Now that SS is giving our work away for free, I'm willing to try macro or rights managed websites. Are there any that are really good? I found Corbis and am ready to submit my application.
What are your personal thoughts? I really appreciate it. Thanks guys!


« Reply #1 on: November 07, 2015, 12:45 »
0
Getty Images, but only 20% of royalties.

« Reply #2 on: November 07, 2015, 13:06 »
+1
The best are the aggregates, Blend, Image Source etc.

« Reply #3 on: November 07, 2015, 13:12 »
+5
I can't offer suggestions, but would direct you to reports of Corbis' recent financial troubles and layoffs. I wouldn't expect much from becoming a contributor there

http://www.bloomberg.com/news/articles/2015-11-04/corbis-said-cutting-about-15-of-workers-amid-photo-price-war

And current & former employees' veiws

http://www.glassdoor.com/Reviews/Corbis-Reviews-E4109.htm

« Reply #4 on: November 07, 2015, 13:37 »
+5
The best are the aggregates, Blend, Image Source etc.

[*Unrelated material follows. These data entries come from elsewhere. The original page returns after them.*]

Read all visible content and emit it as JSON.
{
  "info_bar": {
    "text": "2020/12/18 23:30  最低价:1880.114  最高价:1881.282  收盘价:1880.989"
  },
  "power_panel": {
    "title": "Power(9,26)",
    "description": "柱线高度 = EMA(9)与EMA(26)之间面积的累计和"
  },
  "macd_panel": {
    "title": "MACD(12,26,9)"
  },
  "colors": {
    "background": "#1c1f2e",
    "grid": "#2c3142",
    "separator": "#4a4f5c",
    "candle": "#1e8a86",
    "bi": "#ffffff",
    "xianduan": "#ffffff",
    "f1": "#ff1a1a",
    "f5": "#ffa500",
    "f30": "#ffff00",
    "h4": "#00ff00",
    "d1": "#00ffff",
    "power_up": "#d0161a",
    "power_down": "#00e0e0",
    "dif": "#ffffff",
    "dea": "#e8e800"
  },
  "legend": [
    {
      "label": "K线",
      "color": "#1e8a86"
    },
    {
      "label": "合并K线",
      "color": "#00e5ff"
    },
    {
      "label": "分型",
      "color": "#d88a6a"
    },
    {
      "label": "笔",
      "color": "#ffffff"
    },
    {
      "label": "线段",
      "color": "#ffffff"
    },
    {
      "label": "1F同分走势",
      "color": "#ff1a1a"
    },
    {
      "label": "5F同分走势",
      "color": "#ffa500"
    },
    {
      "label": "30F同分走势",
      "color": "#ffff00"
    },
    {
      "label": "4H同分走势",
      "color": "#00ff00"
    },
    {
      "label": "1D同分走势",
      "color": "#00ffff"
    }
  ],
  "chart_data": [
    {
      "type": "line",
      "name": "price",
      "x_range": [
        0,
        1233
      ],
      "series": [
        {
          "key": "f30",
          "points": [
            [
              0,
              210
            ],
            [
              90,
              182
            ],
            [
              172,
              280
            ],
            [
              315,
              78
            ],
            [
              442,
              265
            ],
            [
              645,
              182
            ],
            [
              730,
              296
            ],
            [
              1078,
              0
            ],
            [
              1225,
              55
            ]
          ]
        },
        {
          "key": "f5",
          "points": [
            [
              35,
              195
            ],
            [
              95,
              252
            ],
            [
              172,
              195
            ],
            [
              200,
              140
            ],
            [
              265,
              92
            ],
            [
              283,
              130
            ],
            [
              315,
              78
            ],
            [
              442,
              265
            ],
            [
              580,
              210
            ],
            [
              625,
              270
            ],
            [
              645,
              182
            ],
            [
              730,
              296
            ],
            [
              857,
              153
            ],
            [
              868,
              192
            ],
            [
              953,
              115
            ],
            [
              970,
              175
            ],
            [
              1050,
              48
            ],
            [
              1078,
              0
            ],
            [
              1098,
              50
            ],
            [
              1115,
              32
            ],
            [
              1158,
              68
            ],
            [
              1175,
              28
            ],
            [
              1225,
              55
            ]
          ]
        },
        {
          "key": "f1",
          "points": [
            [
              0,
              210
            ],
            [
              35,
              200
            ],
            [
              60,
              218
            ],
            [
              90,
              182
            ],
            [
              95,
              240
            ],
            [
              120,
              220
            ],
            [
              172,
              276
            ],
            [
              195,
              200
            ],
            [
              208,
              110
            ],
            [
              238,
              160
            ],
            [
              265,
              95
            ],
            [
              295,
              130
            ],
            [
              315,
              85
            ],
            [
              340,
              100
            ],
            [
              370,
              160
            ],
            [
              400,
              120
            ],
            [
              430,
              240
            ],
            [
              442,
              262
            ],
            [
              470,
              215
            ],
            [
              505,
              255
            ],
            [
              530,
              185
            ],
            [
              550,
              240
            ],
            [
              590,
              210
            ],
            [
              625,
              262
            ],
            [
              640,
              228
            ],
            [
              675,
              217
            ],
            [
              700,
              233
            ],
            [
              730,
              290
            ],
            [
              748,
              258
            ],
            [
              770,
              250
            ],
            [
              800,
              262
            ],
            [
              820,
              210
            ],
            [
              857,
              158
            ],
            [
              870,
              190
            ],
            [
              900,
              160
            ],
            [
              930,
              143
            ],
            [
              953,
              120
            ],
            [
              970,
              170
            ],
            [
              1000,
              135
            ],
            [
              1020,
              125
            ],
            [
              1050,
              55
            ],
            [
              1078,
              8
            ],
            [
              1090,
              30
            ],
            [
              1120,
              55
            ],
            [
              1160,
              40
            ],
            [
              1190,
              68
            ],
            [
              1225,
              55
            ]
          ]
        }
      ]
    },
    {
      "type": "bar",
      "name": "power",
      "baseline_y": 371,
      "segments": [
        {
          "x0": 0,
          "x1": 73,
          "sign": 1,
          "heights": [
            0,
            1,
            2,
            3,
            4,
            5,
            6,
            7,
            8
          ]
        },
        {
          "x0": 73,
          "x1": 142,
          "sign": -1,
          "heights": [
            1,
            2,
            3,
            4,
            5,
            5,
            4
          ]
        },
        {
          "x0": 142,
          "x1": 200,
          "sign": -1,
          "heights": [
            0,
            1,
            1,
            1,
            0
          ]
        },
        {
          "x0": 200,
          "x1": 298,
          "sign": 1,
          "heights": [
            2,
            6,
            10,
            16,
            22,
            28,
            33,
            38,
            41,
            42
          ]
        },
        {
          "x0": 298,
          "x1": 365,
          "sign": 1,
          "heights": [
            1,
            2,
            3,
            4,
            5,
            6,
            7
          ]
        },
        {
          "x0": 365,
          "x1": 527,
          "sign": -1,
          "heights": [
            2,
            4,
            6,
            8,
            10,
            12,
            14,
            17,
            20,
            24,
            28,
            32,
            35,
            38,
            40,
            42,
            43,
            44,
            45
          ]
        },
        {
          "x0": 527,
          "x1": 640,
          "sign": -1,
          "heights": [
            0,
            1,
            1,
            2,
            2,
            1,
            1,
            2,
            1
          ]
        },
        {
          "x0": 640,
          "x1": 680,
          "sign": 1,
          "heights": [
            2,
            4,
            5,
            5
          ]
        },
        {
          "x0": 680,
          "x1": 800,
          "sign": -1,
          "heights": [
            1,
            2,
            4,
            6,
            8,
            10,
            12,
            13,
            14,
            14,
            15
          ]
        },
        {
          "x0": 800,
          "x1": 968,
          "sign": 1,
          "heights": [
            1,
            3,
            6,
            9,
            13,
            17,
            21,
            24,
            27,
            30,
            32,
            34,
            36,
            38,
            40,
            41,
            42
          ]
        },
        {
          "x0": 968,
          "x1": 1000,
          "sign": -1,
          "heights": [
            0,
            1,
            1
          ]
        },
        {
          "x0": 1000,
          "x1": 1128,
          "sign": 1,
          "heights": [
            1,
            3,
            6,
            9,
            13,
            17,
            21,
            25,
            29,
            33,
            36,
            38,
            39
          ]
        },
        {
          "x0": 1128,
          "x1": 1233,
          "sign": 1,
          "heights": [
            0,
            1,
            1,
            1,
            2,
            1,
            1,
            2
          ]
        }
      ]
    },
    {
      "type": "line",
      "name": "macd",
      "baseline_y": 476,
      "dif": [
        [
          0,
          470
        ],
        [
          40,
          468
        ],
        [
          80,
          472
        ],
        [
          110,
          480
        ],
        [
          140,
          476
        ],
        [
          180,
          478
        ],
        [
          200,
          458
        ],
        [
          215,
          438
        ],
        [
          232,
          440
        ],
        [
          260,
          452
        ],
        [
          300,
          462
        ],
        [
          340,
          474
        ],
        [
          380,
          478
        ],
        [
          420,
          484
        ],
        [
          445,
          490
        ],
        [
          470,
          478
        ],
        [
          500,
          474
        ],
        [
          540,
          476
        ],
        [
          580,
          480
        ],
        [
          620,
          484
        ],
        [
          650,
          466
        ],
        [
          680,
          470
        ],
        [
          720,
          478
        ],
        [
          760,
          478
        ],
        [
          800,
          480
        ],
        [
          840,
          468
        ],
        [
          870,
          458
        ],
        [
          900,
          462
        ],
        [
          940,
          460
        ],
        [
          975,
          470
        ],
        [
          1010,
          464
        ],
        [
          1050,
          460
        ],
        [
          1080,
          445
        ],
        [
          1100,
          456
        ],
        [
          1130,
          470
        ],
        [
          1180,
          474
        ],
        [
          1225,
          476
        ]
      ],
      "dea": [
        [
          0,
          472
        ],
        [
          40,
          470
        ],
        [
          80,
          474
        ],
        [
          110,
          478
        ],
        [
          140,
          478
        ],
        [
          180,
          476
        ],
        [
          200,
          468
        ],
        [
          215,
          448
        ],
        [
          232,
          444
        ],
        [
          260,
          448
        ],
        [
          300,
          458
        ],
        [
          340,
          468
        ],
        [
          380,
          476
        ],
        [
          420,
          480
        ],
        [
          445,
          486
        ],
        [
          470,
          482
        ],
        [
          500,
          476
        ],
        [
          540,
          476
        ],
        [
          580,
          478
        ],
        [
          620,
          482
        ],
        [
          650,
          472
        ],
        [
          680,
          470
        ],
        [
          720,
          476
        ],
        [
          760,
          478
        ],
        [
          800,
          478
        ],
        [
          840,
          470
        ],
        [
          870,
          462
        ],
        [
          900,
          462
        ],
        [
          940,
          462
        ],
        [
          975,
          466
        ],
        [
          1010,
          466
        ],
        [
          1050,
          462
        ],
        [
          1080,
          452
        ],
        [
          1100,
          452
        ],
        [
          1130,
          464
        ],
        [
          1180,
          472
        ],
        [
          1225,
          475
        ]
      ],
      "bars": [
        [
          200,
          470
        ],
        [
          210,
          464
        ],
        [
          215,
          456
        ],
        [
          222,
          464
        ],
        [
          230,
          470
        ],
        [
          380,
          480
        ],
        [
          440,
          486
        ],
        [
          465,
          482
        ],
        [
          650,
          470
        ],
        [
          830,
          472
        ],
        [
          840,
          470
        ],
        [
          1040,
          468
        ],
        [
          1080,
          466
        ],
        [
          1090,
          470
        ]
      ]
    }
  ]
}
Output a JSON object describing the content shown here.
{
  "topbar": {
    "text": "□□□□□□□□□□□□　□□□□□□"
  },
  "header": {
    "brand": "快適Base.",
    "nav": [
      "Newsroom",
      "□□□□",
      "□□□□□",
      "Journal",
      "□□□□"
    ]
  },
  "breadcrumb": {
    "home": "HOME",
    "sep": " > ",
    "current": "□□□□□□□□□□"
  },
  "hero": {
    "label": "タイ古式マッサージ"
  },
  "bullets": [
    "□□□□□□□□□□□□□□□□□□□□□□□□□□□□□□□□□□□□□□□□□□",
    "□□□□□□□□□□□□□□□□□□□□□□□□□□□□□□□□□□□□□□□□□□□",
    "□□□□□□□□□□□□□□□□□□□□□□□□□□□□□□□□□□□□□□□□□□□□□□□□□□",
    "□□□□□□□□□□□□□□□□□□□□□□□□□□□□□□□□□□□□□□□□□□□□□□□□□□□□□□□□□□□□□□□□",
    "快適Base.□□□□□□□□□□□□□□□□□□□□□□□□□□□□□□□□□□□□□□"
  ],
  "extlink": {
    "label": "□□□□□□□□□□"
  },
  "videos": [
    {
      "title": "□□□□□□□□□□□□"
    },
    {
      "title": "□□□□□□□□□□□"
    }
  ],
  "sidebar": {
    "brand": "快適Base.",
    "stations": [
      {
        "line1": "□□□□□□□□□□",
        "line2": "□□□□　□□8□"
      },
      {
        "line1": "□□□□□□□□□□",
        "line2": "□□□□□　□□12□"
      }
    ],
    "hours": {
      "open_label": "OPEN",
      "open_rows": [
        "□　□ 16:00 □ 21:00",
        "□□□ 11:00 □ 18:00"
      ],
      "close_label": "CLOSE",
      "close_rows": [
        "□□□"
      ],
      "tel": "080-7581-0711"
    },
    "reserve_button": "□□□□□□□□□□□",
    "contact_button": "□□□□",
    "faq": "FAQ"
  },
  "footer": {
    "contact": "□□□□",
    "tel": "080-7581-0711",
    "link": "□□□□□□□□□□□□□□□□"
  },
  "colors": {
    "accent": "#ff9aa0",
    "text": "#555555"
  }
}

I have around a thousand images through two of the biggest aggregates and my RPI is higher on the lower quality images I have in microstock. Pretty sad.

Hongover

« Reply #5 on: November 07, 2015, 14:16 »
0
There are a few, but Corbis and Getty is struggling.

It may seem like SS is giving away images for free, but we must understand that it's not SS that determines the market...it's the buyers. And the buyers are disagreeing with the macro stock business model.

PaulieWalnuts

  • We Have Exciting News For You
« Reply #6 on: November 07, 2015, 15:03 »
+21
There are a few, but Corbis and Getty is struggling.

It may seem like SS is giving away images for free, but we must understand that it's not SS that determines the market...it's the buyers. And the buyers are disagreeing with the macro stock business model.

It's not just the buyers that determine the market. By submitting our images to the various distributors we are helping to set the market price. If nobody submitted to micro then the buyers would have no choice but to pay whatever the price is. If the price was too high there would be no buyers. Somewhere in between is the happy spot where buyers wont pay more and sellers wont take less. Our distributors keep dropping prices so why wouldn't buyers take advantage of that?

At one point we were happy to pay $5 to rent a movie from a local video store. We were then offered stuff like Redbox rentals for a dollar. We were then offered stuff like Netflix all you can watch for $8 a month. Who in their right mind would still pay $5 to a local video store? Nobody which is why they no longer exist.

Buyers are disagreeing with macro because they now have the Netflix of photography being offered to them. And the only reason the Netflix of photography exists is because we support them. So, you, me, and everyone else here in microstockland are responsible for the current market.


« Reply #7 on: November 07, 2015, 15:11 »
+7
It may seem like SS is giving away images for free, but we must understand that it's not SS that determines the market...it's the buyers. And the buyers are disagreeing with the macro stock business model.

Why wouldn't they disagree with the macro model? They're being offered a product for a few dollars that they were (at one time at least) willing to pay hundreds for.

The microstock model has a place in the market as there are a ton of graphic designers and small businesses that need images at a low price. In my opinion, however, they should get what they pay for. Micro buyers should be getting simple images and elements at these prices. Not ones taken with thousands of dollars of professional gear and worked on for hours in post processing. If they want high production value images and advertising concepts they should have to pay more. These are the images that shouldn't be found in micro. Unfortunately, we have all bent over backwards to create these images and sell them for a few bucks through micro.

« Reply #8 on: November 07, 2015, 15:37 »
+1
So, you, me, and everyone else here in microstockland are responsible for the current market.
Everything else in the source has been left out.